Monday, March 9, 2009

Nick on Lanham

The part of Nick’s presentation on Lanham that stuck with me the most is the diagram that he used to demonstrate a theory of reader attention in relation to style. The reader’s attention is described by a line that hits the horizontal line of stylistic surface at an angle. At the point of intersection, the attention line is refracted into two—one line bounces off the horizontal line at an angle equal to the one that the attention approached and the other continuing through the point of intersection without any degree of deflection. The diagram reminds me of one of those diagrams that describe the process of subatomic particle formation. I like it because it seems to render an invisible, baffling, complex process in a simple way to my grasping mind.
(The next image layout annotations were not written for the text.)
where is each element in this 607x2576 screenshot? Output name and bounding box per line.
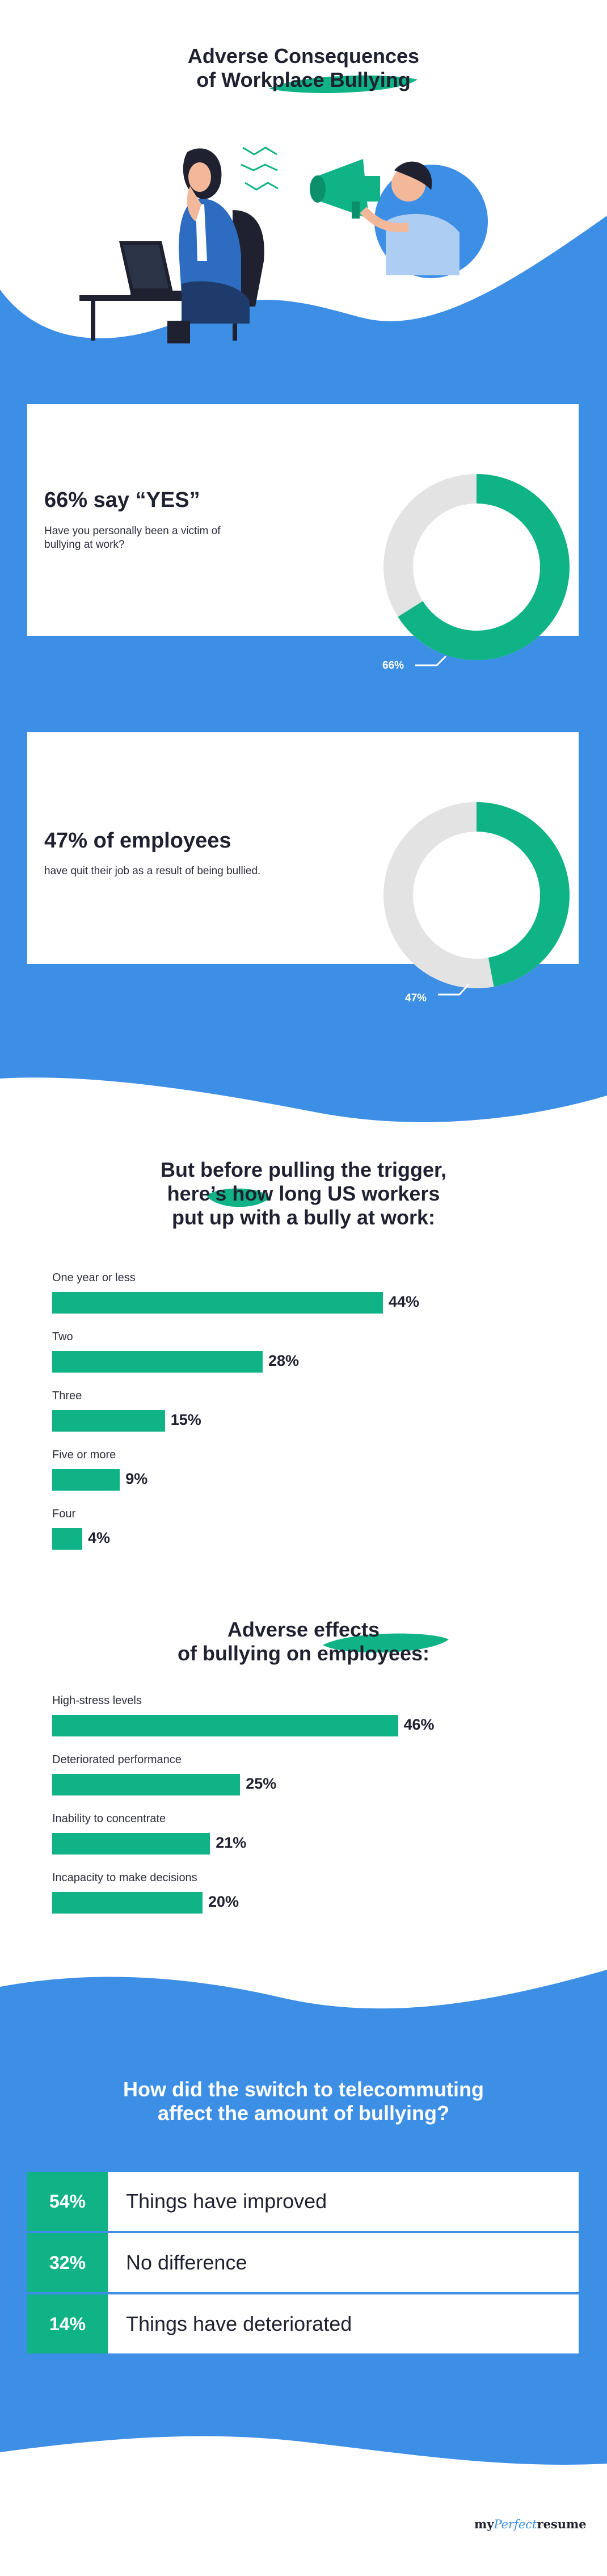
effects-bar-chart: High-stress levels 46% Deteriorated perfor… xyxy=(52,1694,563,1933)
bar-category-label: Five or more xyxy=(52,1449,116,1461)
logo-resume: resume xyxy=(537,2517,587,2531)
brand-logo[interactable]: myPerfectresume xyxy=(474,2517,587,2531)
bar-category-label: Inability to concentrate xyxy=(52,1813,166,1825)
bar-value-label: 46% xyxy=(403,1716,435,1733)
effects-heading: Adverse effects of bullying on employees… xyxy=(0,1618,607,1665)
effect-bar xyxy=(52,1774,241,1795)
heading-line: here’s how long US workers xyxy=(167,1182,440,1205)
duration-bar xyxy=(52,1528,82,1550)
effect-bar xyxy=(52,1892,203,1914)
stat-subtitle: Have you personally been a victim of bul… xyxy=(44,525,221,551)
page-title-line2: of Workplace Bullying xyxy=(196,68,411,91)
label-leader-line xyxy=(415,655,447,666)
duration-bar xyxy=(52,1351,263,1373)
heading-line: Adverse effects xyxy=(227,1618,380,1641)
effect-bar xyxy=(52,1715,398,1736)
effect-bar xyxy=(52,1833,210,1855)
bar-value-label: 20% xyxy=(208,1893,239,1910)
stat-card-victims: 66% say “YES” Have you personally been a… xyxy=(27,404,579,660)
bar-category-label: One year or less xyxy=(52,1272,136,1284)
stat-title: 66% say “YES” xyxy=(44,488,200,512)
label-leader-line xyxy=(438,984,470,996)
heading-line: How did the switch to telecommuting xyxy=(123,2078,484,2101)
table-row: 14% Things have deteriorated xyxy=(27,2294,579,2353)
bar-category-label: Incapacity to make decisions xyxy=(52,1872,197,1884)
duration-bar xyxy=(52,1410,165,1432)
section-swash xyxy=(206,1188,270,1207)
page-title-line1: Adverse Consequences xyxy=(187,44,420,68)
donut-arc xyxy=(383,474,570,660)
table-pct-cell: 14% xyxy=(27,2294,108,2353)
bar-category-label: High-stress levels xyxy=(52,1694,142,1707)
stat-subtitle: have quit their job as a result of being… xyxy=(44,865,261,877)
bar-value-label: 9% xyxy=(125,1470,148,1487)
heading-line: But before pulling the trigger, xyxy=(161,1158,446,1181)
bar-value-label: 44% xyxy=(389,1293,420,1310)
bar-category-label: Deteriorated performance xyxy=(52,1753,182,1766)
bar-category-label: Three xyxy=(52,1390,82,1402)
bar-category-label: Four xyxy=(52,1508,76,1520)
duration-bar xyxy=(52,1292,383,1314)
heading-line: affect the amount of bullying? xyxy=(158,2101,449,2125)
duration-bar xyxy=(52,1469,120,1491)
stat-title: 47% of employees xyxy=(44,829,231,853)
bar-value-label: 4% xyxy=(88,1529,111,1546)
donut-chart xyxy=(383,474,570,660)
bar-value-label: 15% xyxy=(170,1411,201,1428)
logo-perfect: Perfect xyxy=(494,2518,537,2531)
duration-heading: But before pulling the trigger, here’s h… xyxy=(0,1158,607,1230)
table-text-cell: Things have improved xyxy=(126,2189,327,2213)
bar-value-label: 21% xyxy=(216,1834,247,1851)
duration-bar-chart: One year or less 44% Two 28% Three 15% Five or… xyxy=(52,1272,563,1567)
bar-category-label: Two xyxy=(52,1331,73,1343)
donut-value-label: 66% xyxy=(382,660,404,672)
table-text-cell: No difference xyxy=(126,2251,247,2274)
table-row: 32% No difference xyxy=(27,2233,579,2292)
table-text-cell: Things have deteriorated xyxy=(126,2312,352,2335)
table-pct-cell: 54% xyxy=(27,2172,108,2231)
bar-value-label: 28% xyxy=(268,1352,300,1369)
donut-chart xyxy=(383,802,570,988)
table-pct-cell: 32% xyxy=(27,2233,108,2292)
table-row: 54% Things have improved xyxy=(27,2172,579,2231)
bar-value-label: 25% xyxy=(246,1775,277,1792)
section-swash xyxy=(323,1633,449,1653)
title-underline-swash xyxy=(269,75,418,93)
telecommute-heading: How did the switch to telecommuting affe… xyxy=(0,2078,607,2125)
logo-my: my xyxy=(474,2517,494,2531)
stat-card-quit: 47% of employees have quit their job as … xyxy=(27,732,579,988)
heading-line: of bullying on employees: xyxy=(177,1642,430,1665)
donut-value-label: 47% xyxy=(405,992,427,1004)
header: Adverse Consequences of Workplace Bullyi… xyxy=(0,44,607,93)
heading-line: put up with a bully at work: xyxy=(172,1206,435,1229)
donut-arc xyxy=(383,802,570,988)
hero-illustration xyxy=(79,146,488,343)
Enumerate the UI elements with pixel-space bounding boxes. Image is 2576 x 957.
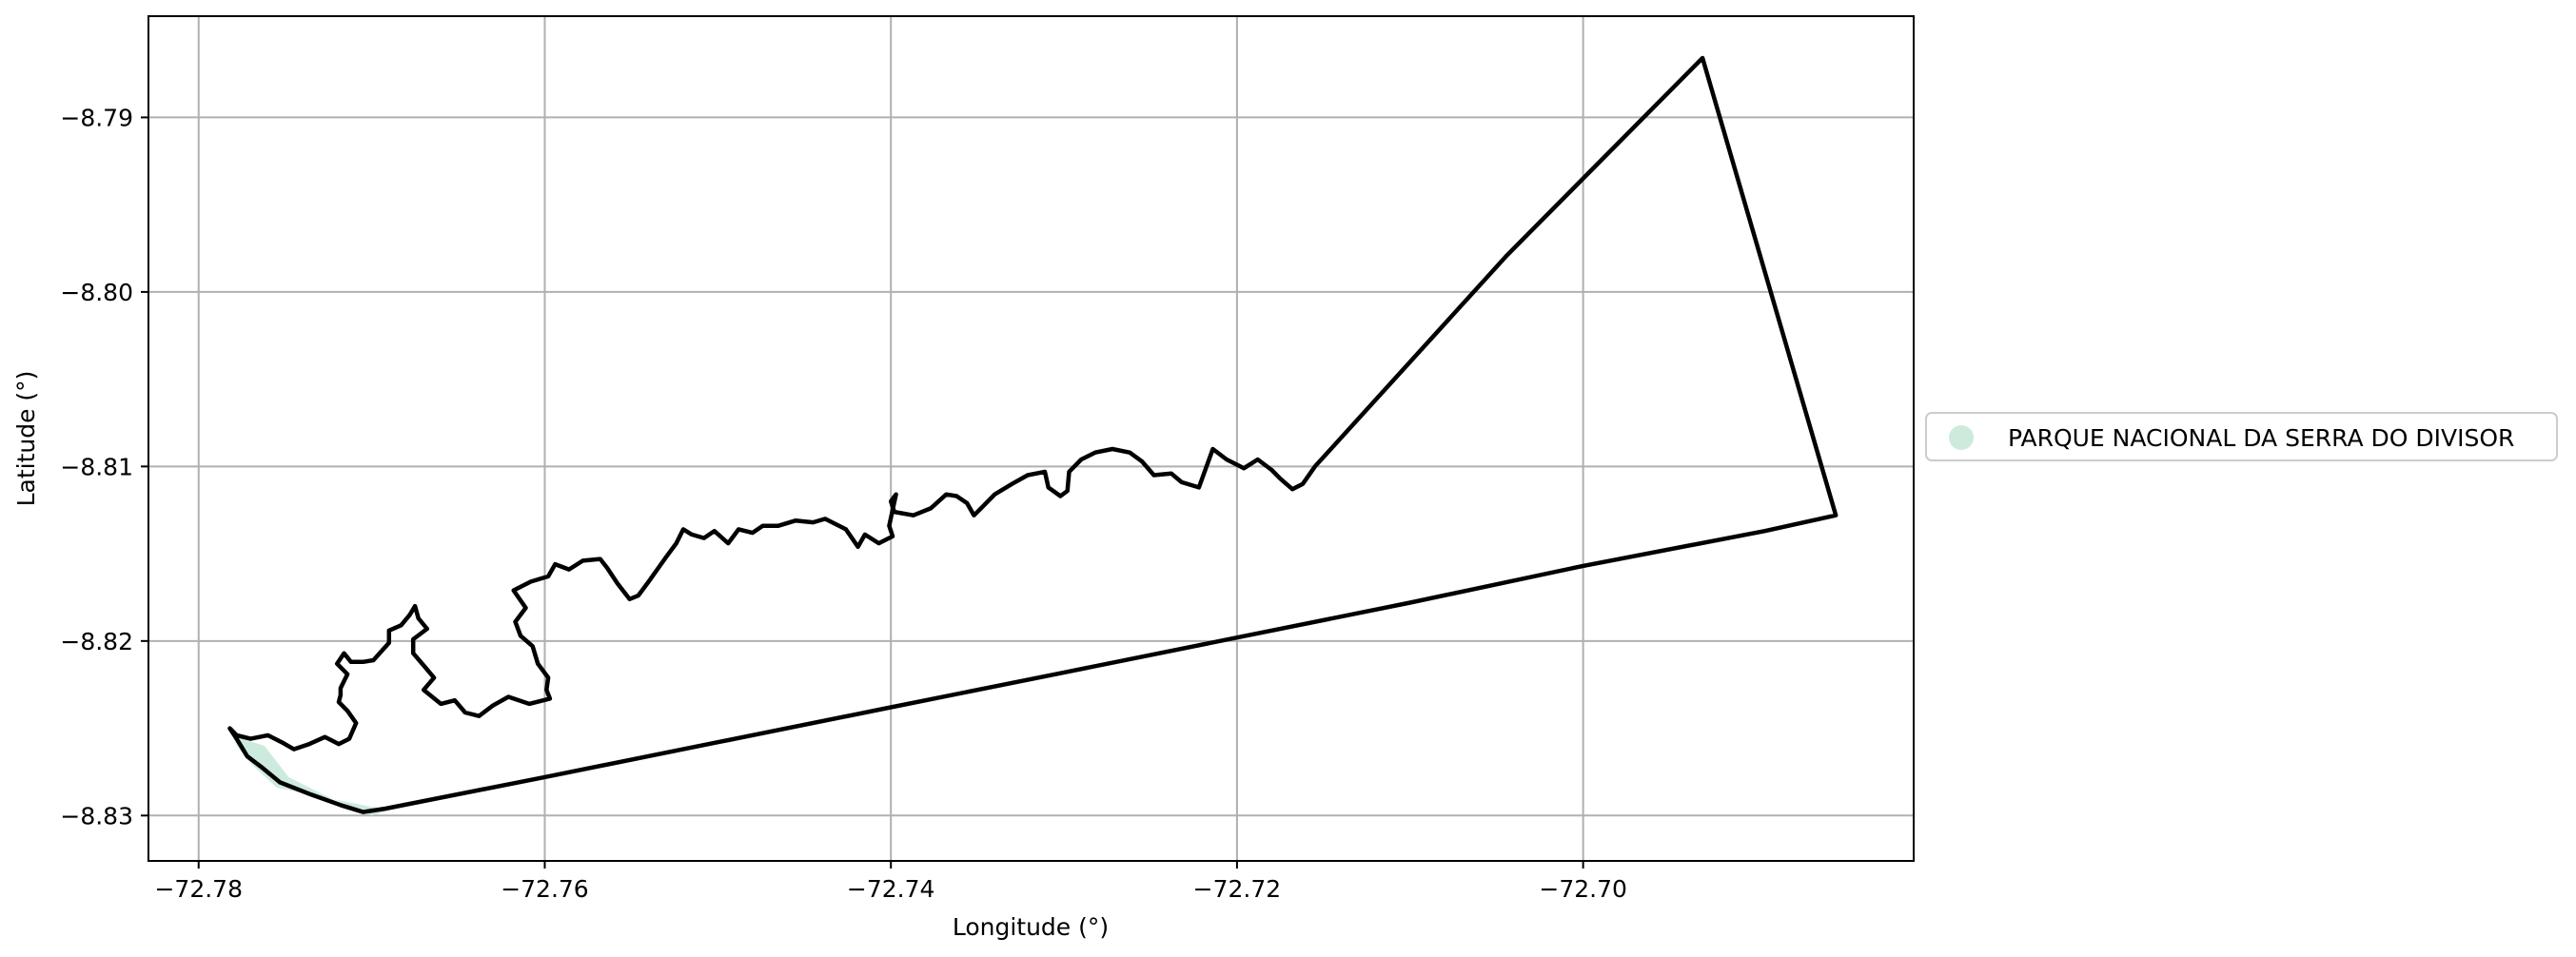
x-tick-label: −72.78 — [154, 875, 243, 903]
legend-label: PARQUE NACIONAL DA SERRA DO DIVISOR — [2008, 424, 2514, 452]
y-tick-label: −8.80 — [60, 279, 133, 306]
legend-box — [1925, 412, 2558, 461]
legend: PARQUE NACIONAL DA SERRA DO DIVISOR — [1925, 412, 2558, 461]
x-axis-label: Longitude (°) — [953, 913, 1109, 941]
y-tick-label: −8.83 — [60, 802, 133, 830]
park-area-fill — [229, 728, 389, 816]
x-tick-label: −72.76 — [501, 875, 589, 903]
y-axis-label: Latitude (°) — [12, 371, 40, 507]
x-tick-label: −72.72 — [1193, 875, 1282, 903]
legend-marker — [1949, 425, 1974, 450]
x-tick-label: −72.74 — [847, 875, 935, 903]
park-boundary-outline — [227, 55, 1839, 814]
y-tick-label: −8.81 — [60, 453, 133, 480]
y-axis-ticks: −8.79 −8.80 −8.81 −8.82 −8.83 — [60, 104, 148, 830]
plot-frame — [147, 15, 1915, 862]
x-tick-label: −72.70 — [1539, 875, 1627, 903]
y-tick-label: −8.82 — [60, 628, 133, 655]
x-axis-ticks: −72.78 −72.76 −72.74 −72.72 −72.70 — [154, 861, 1627, 903]
grid-lines — [148, 16, 1914, 861]
y-tick-label: −8.79 — [60, 104, 133, 131]
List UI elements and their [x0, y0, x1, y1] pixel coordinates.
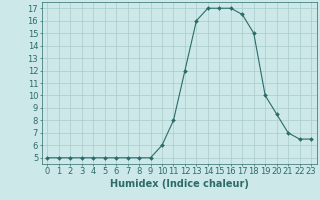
X-axis label: Humidex (Indice chaleur): Humidex (Indice chaleur) [110, 179, 249, 189]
I liked the diagram for what it implied more than the lesson I was supposed to derive from it, though. When the reader’s attention struck the stylistic surface, we were supposed to pay attention to the line that deflected off the surface. That line held the significance of style, the “how” of writing rather than the “what.” That line runs parallel to other lines we’ve studied like “the medium is the message” or “discourse is socially constructed.” Of course, in order for that attention line in the diagram to truly be representative, it should have bounced back to the reader. As it is diagrammed, the attention line just shoots off into empty space. Unless the reader’s attention to style line is returned to him somehow . . .

I know any diagram is a representation and simplification of reality and I shouldn’t be so picky. If the reader had squarely faced his text, the “at” line would have returned at a ninety degree angle and would have been indistinguishable from the “reader” line and Lanham’s point would have been lost. But I’m not really bothered by that—at least, not too much.

The thing that I really like about the diagram was that the reader’s attention line passed through the stylistic surface at all. That language can pass “through” at all that it has a referential function seemed the major point. To me, the world of theory is one where the influence of postmodernism is so strong that any theorist who even hints at a shared world instantly becomes a hero—just implying an “objective” reality made me more comfortable with his focus on style.

Much of Lanham’s work seems to fall under the social constructivist rubric. Like postmodernists, the social constructivists says that language is a series of signs. Meaning is constructed of language so that so that discourse communities are ones that share understanding by agreeing on the meaning of certain words. But where the social contructivists differ from the postmodernists is in the real of referentiality. Beyond that system of signs, the social constructivist assumes an objective world we all share. It is an assumption that isn’t always apparent in the complexity of their focus on the constructed nature of humans and reality, but it is there, thank goodness.